Poor execution of the fundamentals burned the Phillies early on Saturday night against the Cardinals at Citizens Bank Park, and Matt Carpenter’s sacrifice fly off Ken Giles in the 12th doomed them late in their 6-5 loss.
Marlon Byrd delivered the game-tying hit in the eighth to send it to extras, but miscues from earlier came back to haunt Philly. A three-run sixth inning born out of two physical errors and a couple of mental ones quickly put a damper on what was another firm display of growth by rookie starter David Buchanan.
Buchanan didn’t have his best stuff, and his demeanor on the mound revealed his frustration.
There was a lot of roaming on the hill, a lot of mound meetings and a lot of baserunners. But the end result — two earned runs in five innings pitched — spoke volumes about the strides the 25-year-old right-hander has made in his first Major League season.
Buchanan put 10 runners on base (eight hits, two walks) but limited the damage and kept the Phillies even with St. Louis through the first five frames.
He even had a chance to leave with a lead. But in the fifth inning, Ryan Howard bobbled a sure double-play grounder and settled for a single out. A groundout on the next play allowed the Cardinals’ second run to score.
Buchanan was on pace to pick up his sixth consecutive quality start, but was pulled after just five innings and 90 pitches.
“That caught me off guard, honestly,” Buchanan said. “I didn’t expect that. I wasn’t too happy about it. But I can’t control that. I just do what I’m told. And I go for as long as I can. Unfortunately, that was only five innings tonight.”
That’s when the Cardinals pounced. Mario Hollands relieved Buchanan in the sixth and surrendered a double to A.J. Pierzynski on his third pitch. Oscar Taveras then lined a ball that Domonic Brown pulled up on in left field, and Brown proceeded to throw it past Cody Asche at third to allow another run to score and Taveras to reach third.

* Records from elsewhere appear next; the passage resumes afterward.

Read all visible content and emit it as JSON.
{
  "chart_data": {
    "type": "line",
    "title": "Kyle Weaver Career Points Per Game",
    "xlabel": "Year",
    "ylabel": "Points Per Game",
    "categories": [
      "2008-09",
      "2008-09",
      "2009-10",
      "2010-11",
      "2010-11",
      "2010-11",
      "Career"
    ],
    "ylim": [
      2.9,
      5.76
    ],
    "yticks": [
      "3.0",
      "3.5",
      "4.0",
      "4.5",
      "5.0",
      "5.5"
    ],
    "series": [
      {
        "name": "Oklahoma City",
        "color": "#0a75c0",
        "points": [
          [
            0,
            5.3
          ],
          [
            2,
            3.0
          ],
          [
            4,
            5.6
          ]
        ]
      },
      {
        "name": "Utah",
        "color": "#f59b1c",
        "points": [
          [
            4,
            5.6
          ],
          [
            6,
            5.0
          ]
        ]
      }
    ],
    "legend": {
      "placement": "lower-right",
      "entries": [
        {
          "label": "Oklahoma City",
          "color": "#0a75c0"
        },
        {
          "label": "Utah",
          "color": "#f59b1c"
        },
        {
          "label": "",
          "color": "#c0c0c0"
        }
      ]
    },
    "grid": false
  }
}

“It definitely wasn’t a ball that I think I could have got to. But I should have charged it better than that,” Brown said. “I knew it was a wet ground, I didn’t know if the ball was going to shoot right or left there, so I was just trying to keep it in front. He took the extra base on me, I short-hopped Cody Asche and they ended up scoring a run, so it was a big play, for sure.
“Usually if a play like that happens, I’m going to, you know, be taken out, but that’s a part of the game.”

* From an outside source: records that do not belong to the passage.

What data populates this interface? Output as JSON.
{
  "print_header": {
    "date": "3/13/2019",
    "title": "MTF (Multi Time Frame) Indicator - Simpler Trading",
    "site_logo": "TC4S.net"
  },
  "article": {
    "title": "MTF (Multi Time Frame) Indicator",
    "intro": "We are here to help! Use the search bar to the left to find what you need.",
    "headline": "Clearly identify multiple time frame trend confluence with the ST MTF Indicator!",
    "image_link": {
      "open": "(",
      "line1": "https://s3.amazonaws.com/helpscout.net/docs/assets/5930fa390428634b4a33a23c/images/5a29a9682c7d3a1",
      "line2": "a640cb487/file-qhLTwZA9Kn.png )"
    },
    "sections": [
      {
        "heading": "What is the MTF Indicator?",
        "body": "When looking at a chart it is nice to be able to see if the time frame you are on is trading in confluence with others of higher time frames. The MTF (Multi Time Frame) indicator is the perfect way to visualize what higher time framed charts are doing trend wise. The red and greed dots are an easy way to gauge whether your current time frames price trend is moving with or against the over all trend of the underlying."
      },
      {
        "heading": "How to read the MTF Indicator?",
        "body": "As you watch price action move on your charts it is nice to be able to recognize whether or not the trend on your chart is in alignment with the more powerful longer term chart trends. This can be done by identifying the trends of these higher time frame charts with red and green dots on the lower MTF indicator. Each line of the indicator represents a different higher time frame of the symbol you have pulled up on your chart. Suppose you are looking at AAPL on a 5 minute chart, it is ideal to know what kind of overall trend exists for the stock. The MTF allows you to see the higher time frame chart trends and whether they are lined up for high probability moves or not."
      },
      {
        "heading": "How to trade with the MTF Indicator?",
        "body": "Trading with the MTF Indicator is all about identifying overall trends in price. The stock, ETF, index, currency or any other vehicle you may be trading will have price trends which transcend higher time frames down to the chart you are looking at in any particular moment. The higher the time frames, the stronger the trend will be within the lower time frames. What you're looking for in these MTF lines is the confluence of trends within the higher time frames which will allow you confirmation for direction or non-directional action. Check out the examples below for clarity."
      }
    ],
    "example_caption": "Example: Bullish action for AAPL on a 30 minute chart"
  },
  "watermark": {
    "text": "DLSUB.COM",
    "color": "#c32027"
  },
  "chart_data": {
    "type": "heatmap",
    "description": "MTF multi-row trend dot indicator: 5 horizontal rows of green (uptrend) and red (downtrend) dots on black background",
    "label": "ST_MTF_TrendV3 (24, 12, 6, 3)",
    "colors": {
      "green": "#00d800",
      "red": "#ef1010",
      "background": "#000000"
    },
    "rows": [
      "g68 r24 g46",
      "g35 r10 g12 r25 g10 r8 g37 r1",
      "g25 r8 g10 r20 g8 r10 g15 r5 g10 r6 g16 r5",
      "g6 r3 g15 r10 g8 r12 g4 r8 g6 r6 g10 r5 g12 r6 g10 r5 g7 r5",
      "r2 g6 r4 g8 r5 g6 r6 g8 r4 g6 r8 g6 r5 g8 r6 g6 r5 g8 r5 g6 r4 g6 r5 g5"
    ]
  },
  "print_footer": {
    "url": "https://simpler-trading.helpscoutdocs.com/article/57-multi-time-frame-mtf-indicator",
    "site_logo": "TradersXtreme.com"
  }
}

Byrd has been a fixture in right field, Ben Revere’s run at a batting title has rendered him a mainstay in center field, and Howard is playing daily at first. That has left Brown, Grady Sizemore and Darin Ruf to split time in left.
“I mean, I’m not out there every day, so it’s kind of tough coming off the bench,” Brown said. “I’m doing the best I can out there. I’m trying to catch every ball, and if I can’t catch it, it’s gonna fall. But I’m definitely going out there and playing as hard as possible.
“Ryno’s doing the best job that he can with the outfielders that we have, just getting us all playing time right now.”
After Jon Jay drew a walk, the next play was another showcase of the Phillies’ unsound fundamentals. Cardinals starter Shelby Miller laid down a bunt that looked to be trickling foul. Asche charged it, scooped it and threw it away. Two runs crossed home to make it 5-2.
“Yeah, that’s a judgment on him,” Sandberg said. “The best scenario probably that ball goes foul and make him bunt it again.
“Some of that is experience, no question about it. Game situation, reading the ball like that. That was a tough play.”
For the Phillies, Byrd and Brown reached on consecutive singles with one out in the fourth, and Carlos Ruiz brought them both home on a double that split the gap in right field. They scored their third run on a solo shot by Howard, his 19th homer of the year and first off a right-handed pitcher since he hit one off Miller on June 19. And Byrd’s two-RBI double in the eighth moved him into sixth in the NL with 75.
That should have been enough offense to spell a Phillies win, but the unearned runs provided the Cardinals enough cushion to survive the Phillies’ late rally, prolong the game and win it in extras.
After the loss, Sandberg was asked by a reporter if the mental mistakes have anything to do with the amount of effort given.
“No, I don’t question effort with the guys,” Sandberg said.